『FLOUT』オーパーツ監理局事件記録 ~SideL:揺らぐ未来と封じられた過去~
加瀬優妃
序章 虚を突かれ
Three days before ~エピソード・0~(前編)
ナータス大陸の南東、五十キロほど離れた海に浮かぶ有人島『シャル島』。
その中央には緑に覆われた円錐形の火山、シャル火山がそびえ立ち、その周囲を守るかのように十メートル級の針葉樹林の森が広がっている。
秋も深まってきた昼下がり、シャル島の東側のふもと。
細長い樹木が乱立するその一角に、一人の少年が山肌を見上げて立っていた。
もう二十歳になっているようには見えない、幼さが残る顔。少し大きめの濃い深緑色の拳法着に包まれた小柄な身体。無造作に切られた黒い髪。前髪は長く、この工業都市シャルトルトではあまり見ない黒い瞳を簾のように隠している。

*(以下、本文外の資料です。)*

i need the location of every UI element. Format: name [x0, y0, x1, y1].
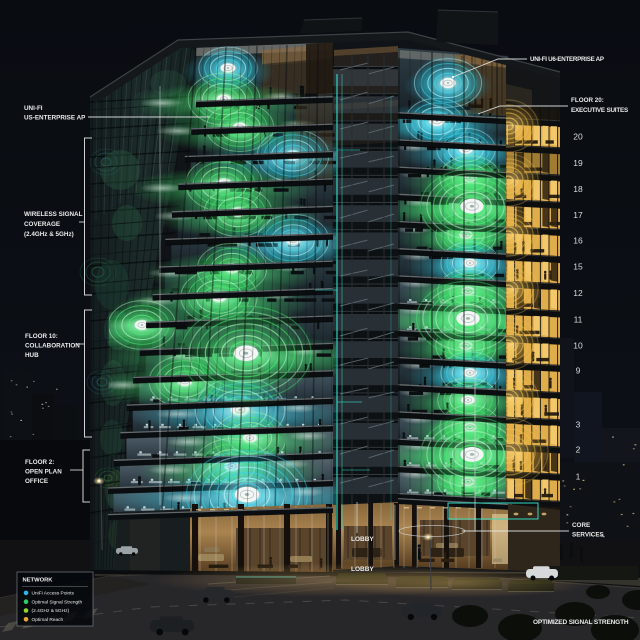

その風貌は、この薄暗い森の中で身を隠すのにちょうどよかった。
少年の視線の先には、茶色い地面が露出した斜面が立ちはだかっていた。その上方に、人一人がやっと通れるぐらいの穴が開いている。
周辺は木々の枝が不自然に折られ、あちこちに散らばっていた。
その穴は、少年の身長より一メートルは上にあった。山の表面は草やコケで滑りやすくなっており、手をかけるところもない。並みの人間では到底、中に入ることはできないだろう。
(……自然にできた穴にしては綺麗すぎる)
少年の瞳がわずかに細くなる。注意深く目の前の草木を観察すると、ところどころに不自然に地面が削られている跡があった。やや上方には肩幅ぐらいに二か所、凹みがある。地面を見ると、四角い凹みが二か所、ほぼ同じ間隔でついていた。
(梯子をかけて登ったか……。間違いないな)
少年は軽く吐息を漏らしながら左手に持った小型の通信機をオンにした。
「……ミツル」
『……受信中。何か見つかりましたか?』
O監警備課の男性オペレーター、ミツルの短い返事が聞こえてきた。
「ああ、入口らしきものを。恐らく違法発掘だ。しかもかなり計画的な」
『その根拠は?』
「器具を持ち込んだ形跡がある。組織ぐるみかもしれない」
『そうですか。やはり、リュウライを派遣して正解でしたね』
リュウライの耳に、ミツルが珍しく吐息を漏らすのが聞こえた。
局長直轄オペレーターのミツルは、つねに冷静で無駄話を好まない。指令以外の――ましてや個人の感想を吐息混じりに漏らすのは非常に珍しい。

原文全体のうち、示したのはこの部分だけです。